9. Implementation Approach
The RustCrypto ecosystem provides all necessary primitives:
md-5— MD5 for R2–R4 key derivation and per-object key computationsha2— SHA-256/384/512 for R5/R6 intermediate key derivationrc4— RC4 stream cipher for R2/R3/R4 string and stream decryptionaes+cbc— AES-128-CBC (R4) and AES-256-CBC (R5/R6) decryptioncbc— CBC mode wrapper (fromciphercrate)
Structure the decryptor as a Decryptor type that wraps the parsed encryption dictionary and holds the derived file encryption key. The object parser passes raw ciphertext bytes through Decryptor::decrypt_string(obj_num, gen_num, ciphertext) and Decryptor::decrypt_stream(obj_num, gen_num, ciphertext) before returning parsed objects to higher layers. This keeps decryption transparent to the text extraction layer.

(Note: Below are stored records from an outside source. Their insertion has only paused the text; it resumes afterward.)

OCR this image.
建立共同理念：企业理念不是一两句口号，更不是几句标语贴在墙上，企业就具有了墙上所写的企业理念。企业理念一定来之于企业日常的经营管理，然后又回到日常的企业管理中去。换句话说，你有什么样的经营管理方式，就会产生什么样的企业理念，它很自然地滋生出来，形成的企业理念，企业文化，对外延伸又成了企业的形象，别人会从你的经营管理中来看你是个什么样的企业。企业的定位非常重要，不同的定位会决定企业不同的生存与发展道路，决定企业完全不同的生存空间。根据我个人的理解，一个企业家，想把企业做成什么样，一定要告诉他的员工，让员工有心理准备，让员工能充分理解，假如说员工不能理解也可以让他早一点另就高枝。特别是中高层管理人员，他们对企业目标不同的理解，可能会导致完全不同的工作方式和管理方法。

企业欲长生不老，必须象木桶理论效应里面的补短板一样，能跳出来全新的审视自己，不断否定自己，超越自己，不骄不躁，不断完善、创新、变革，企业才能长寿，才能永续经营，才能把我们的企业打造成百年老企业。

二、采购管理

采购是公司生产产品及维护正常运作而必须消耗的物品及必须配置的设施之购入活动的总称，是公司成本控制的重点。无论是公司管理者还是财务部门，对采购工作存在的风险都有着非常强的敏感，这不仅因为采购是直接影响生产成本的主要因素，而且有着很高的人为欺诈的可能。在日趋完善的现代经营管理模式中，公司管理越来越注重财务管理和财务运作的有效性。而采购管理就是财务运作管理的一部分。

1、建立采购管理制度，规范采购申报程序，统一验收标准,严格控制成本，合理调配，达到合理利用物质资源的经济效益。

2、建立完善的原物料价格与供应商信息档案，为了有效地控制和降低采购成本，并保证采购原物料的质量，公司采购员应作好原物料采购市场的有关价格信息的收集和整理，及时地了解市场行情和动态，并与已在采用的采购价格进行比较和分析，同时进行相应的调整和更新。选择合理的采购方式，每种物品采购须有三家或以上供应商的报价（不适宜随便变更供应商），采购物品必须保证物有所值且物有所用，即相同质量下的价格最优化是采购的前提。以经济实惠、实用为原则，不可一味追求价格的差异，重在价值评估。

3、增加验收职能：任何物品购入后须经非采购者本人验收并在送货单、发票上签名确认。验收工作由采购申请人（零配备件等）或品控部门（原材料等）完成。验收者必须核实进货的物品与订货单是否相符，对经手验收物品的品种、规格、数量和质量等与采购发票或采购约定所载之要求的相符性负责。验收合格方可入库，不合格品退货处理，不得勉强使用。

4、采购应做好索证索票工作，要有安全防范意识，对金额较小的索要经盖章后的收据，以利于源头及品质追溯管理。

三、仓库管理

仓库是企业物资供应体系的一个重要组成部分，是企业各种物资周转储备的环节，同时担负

Cache the file encryption key on the Decryptor after first derivation. Per-object keys for R2–R4 are cheap to compute (one MD5 per object) and need not be cached; computing them inline avoids the memory overhead of a per-object map.
10. Error Handling
Define an EncryptionError enum in the public API:
pub enum EncryptionError {
/// Encrypted document; no password was provided.
PasswordRequired,
/// The supplied password did not match the document's owner or user password.
WrongPassword,
/// The encryption dictionary is missing required entries or is structurally invalid.
InvalidEncryptionDictionary(String),
/// The revision or V value is not supported.
UnsupportedRevision { v: u8, r: u8 },
/// The security handler is not supported (e.g., Adobe.PubSec).
UnsupportedSecurityHandler(String),
/// The permission flags deny text extraction.
ExtractionNotPermitted,
/// Decryption of a specific object failed (truncated ciphertext, bad IV, etc.).
ObjectDecryptionFailed { obj_num: u32, gen_num: u16 },
}
Wrong password is detected at key derivation time by comparing the derived key's output against the U entry as described in Section 3. Return WrongPassword immediately rather than allowing garbage decryption to propagate.
Corrupted encryption dictionary — missing V, R, O, U, P, or /ID — should return InvalidEncryptionDictionary with a message identifying the missing field.
Unsupported revision — any V/R combination outside the table in Section 2 — returns UnsupportedRevision. This handles future revisions gracefully without panicking.
Partially encrypted files are rare but real: some producers mark the file as encrypted while leaving certain streams unencrypted. If decryption of an individual object's ciphertext fails (e.g., AES block size mismatch), return ObjectDecryptionFailed and continue processing other objects, allowing partial text extraction with a warning in the result set.